Обрадовалась, застав Льолу. Просияла и Льола, схватывая подругу и целуясь с ней.

— Ой, Анечка, как ты переменилась!

— Ой, Льола, как ты разбогатела!

— Разбогатела к несчастью!

— Переменилась от лучшей жизни!

— Расскажи же, Аня, как ты живешь. Давно приехала? К Ильину?

— К Ильину? Да пусть он провалится. Приехала по делам нашей школы. Довольно того, что один раз он растаскивал-растаскивал пайки, а потом, как баба, начал всех других впутывать и меня чуть было главной виновницей всех своих растрат не сделал из-за нескольких ковриг хлеба да пяти фунтов сахару... Наблудил и хотел спрятаться за юбку... Я живу... Работаю! Получаю на ребенка. Что мне еще?

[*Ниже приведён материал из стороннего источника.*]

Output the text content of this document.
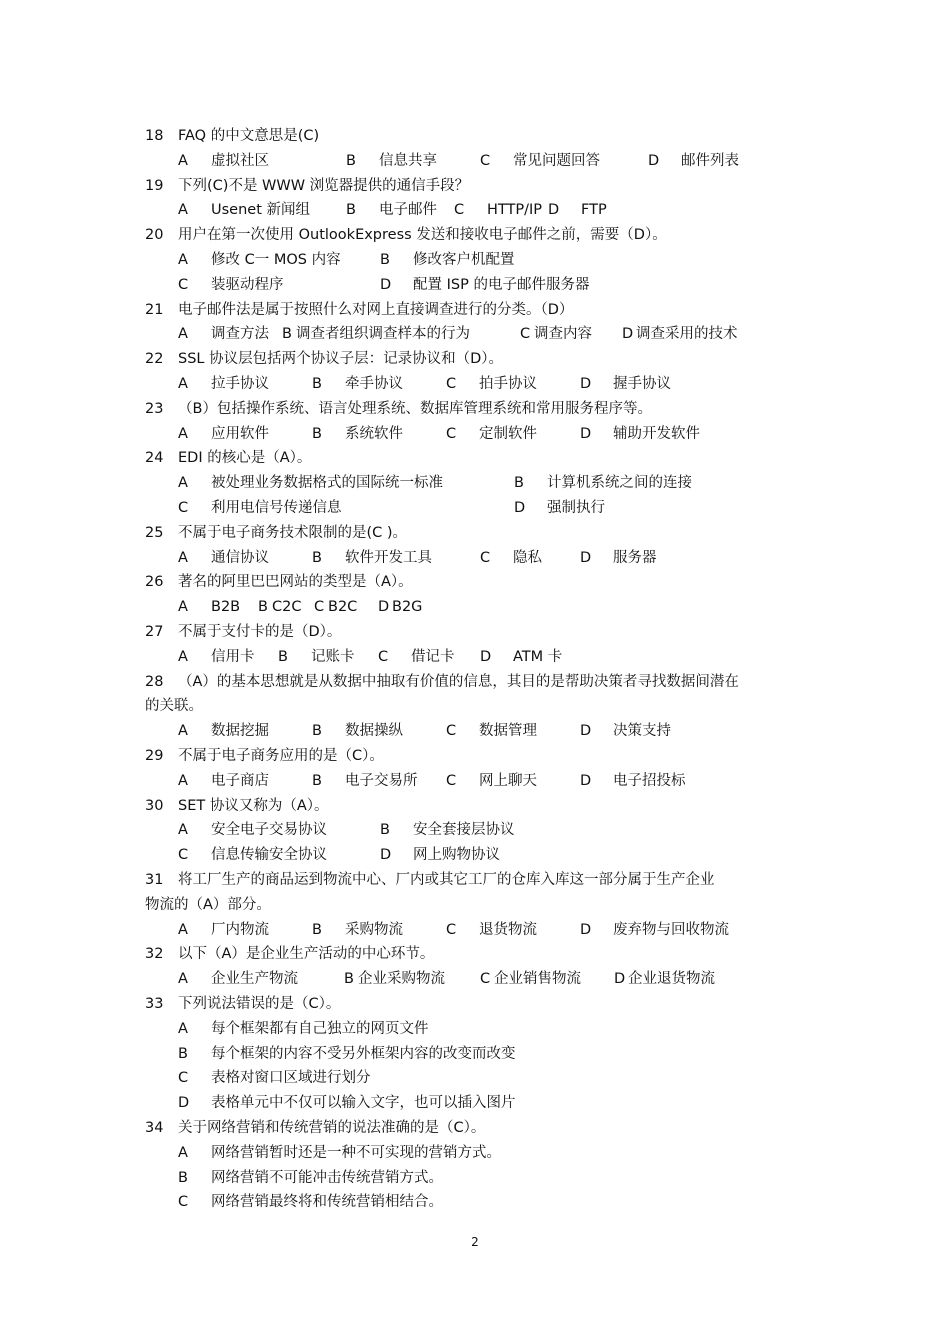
18 FAQ 的中文意思是(C)
A 虚拟社区	B 信息共享	C 常见问题回答	D 邮件列表
19 下列(C)不是 WWW 浏览器提供的通信手段？
A Usenet 新闻组 B 电子邮件 C HTTP/IP D FTP
20 用户在第一次使用 OutlookExpress 发送和接收电子邮件之前，需要（D）。
A 修改 C一 MOS 内容	B 修改客户机配置
C 装驱动程序	D 配置 ISP 的电子邮件服务器
21 电子邮件法是属于按照什么对网上直接调查进行的分类。（D）
A 调查方法 B 调查者组织调查样本的行为	C 调查内容 D 调查采用的技术
22 SSL 协议层包括两个协议子层：记录协议和（D）。
A 拉手协议	B 牵手协议	C 拍手协议	D 握手协议
23 （B）包括操作系统、语言处理系统、数据库管理系统和常用服务程序等。
A 应用软件	B 系统软件	C 定制软件	D 辅助开发软件
24 EDI 的核心是（A）。
A 被处理业务数据格式的国际统一标准	B 计算机系统之间的连接
C 利用电信号传递信息	D 强制执行
25 不属于电子商务技术限制的是(C )。
A 通信协议	B 软件开发工具	C 隐私	D 服务器
26 著名的阿里巴巴网站的类型是（A）。
A B2B B C2C C B2C D B2G
27 不属于支付卡的是（D）。
A 信用卡 B 记账卡 C 借记卡 D ATM 卡
28 （A）的基本思想就是从数据中抽取有价值的信息，其目的是帮助决策者寻找数据间潜在
的关联。
A 数据挖掘	B 数据操纵	C 数据管理	D 决策支持
29 不属于电子商务应用的是（C）。
A 电子商店	B 电子交易所 C 网上聊天	D 电子招投标
30 SET 协议又称为（A）。
A 安全电子交易协议	B 安全套接层协议
C 信息传输安全协议	D 网上购物协议
31 将工厂生产的商品运到物流中心、厂内或其它工厂的仓库入库这一部分属于生产企业
物流的（A）部分。
A 厂内物流	B 采购物流	C 退货物流	D 废弃物与回收物流
32 以下（A）是企业生产活动的中心环节。
A 企业生产物流	B 企业采购物流 C 企业销售物流 D 企业退货物流
33 下列说法错误的是（C）。
A 每个框架都有自己独立的网页文件
B 每个框架的内容不受另外框架内容的改变而改变
C 表格对窗口区域进行划分
D 表格单元中不仅可以输入文字，也可以插入图片
34 关于网络营销和传统营销的说法准确的是（C）。
A 网络营销暂时还是一种不可实现的营销方式。
B 网络营销不可能冲击传统营销方式。
C 网络营销最终将和传统营销相结合。
2
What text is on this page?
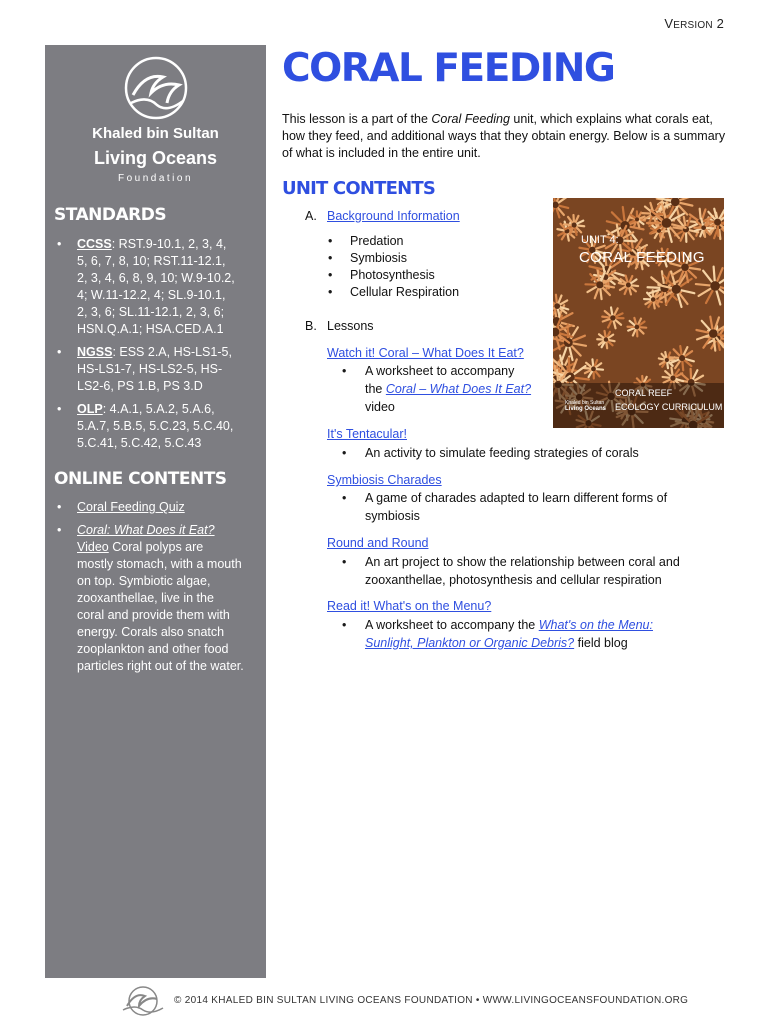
VERSION 2
Khaled bin Sultan
Living Oceans
Foundation
STANDARDS
• CCSS: RST.9-10.1, 2, 3, 4,
5, 6, 7, 8, 10; RST.11-12.1,
2, 3, 4, 6, 8, 9, 10; W.9-10.2,
4; W.11-12.2, 4; SL.9-10.1,
2, 3, 6; SL.11-12.1, 2, 3, 6;
HSN.Q.A.1; HSA.CED.A.1
• NGSS: ESS 2.A, HS-LS1-5,
HS-LS1-7, HS-LS2-5, HS-
LS2-6, PS 1.B, PS 3.D
• OLP: 4.A.1, 5.A.2, 5.A.6,
5.A.7, 5.B.5, 5.C.23, 5.C.40,
5.C.41, 5.C.42, 5.C.43
ONLINE CONTENTS
• Coral Feeding Quiz
• Coral: What Does it Eat?
Video Coral polyps are
mostly stomach, with a mouth
on top. Symbiotic algae,
zooxanthellae, live in the
coral and provide them with
energy. Corals also snatch
zooplankton and other food
particles right out of the water.
CORAL FEEDING
This lesson is a part of the Coral Feeding unit, which explains what corals eat, how they feed, and additional ways that they obtain energy. Below is a summary of what is included in the entire unit.
UNIT CONTENTS
A. Background Information
• Predation
• Symbiosis
• Photosynthesis
• Cellular Respiration
B. Lessons
Watch it! Coral – What Does It Eat?
• A worksheet to accompany
the Coral – What Does It Eat?
video
It's Tentacular!
• An activity to simulate feeding strategies of corals
Symbiosis Charades
• A game of charades adapted to learn different forms of
symbiosis
Round and Round
• An art project to show the relationship between coral and
zooxanthellae, photosynthesis and cellular respiration
Read it! What's on the Menu?
• A worksheet to accompany the What's on the Menu:
Sunlight, Plankton or Organic Debris? field blog
UNIT 4:
CORAL FEEDING
Khaled bin Sultan
Living Oceans
CORAL REEF
ECOLOGY CURRICULUM
© 2014 KHALED BIN SULTAN LIVING OCEANS FOUNDATION • WWW.LIVINGOCEANSFOUNDATION.ORG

— Значит у тебя ребенок? Работаешь?

— Работаю. Ребенок. Ращу его. А твой, кстати... Где Ленька, Льола? Давай, хоть покружу его!

Льола содрогнулась, надорванно опустила голову, и, схватив кончиками хрустнувших пальцев на блузке пуговицу, крутнула ее от ужалившей сердце боли.

Аня испуганно опустила на мгновение руки.

— Умер, Льолочка?

Льола, жестко овладевая собой, попыталась и горе скрыть и не обманывать приятельницу, с которой пережила многое в дни голода. Сквозь бриллианты слезинок солнечно улыбнулась и в звуки ответных слов вложила мужество безысходной решимости.

— Муж потребовал, чтобы я рассталась с ребенком. Это было условие, на котором он брал меня. Я пожертвовала Ленькой. Отдали его в приют.

— Вот что! — протянула с жалостливым участием Аня. —А муж-то, по крайней мере, твой — человек?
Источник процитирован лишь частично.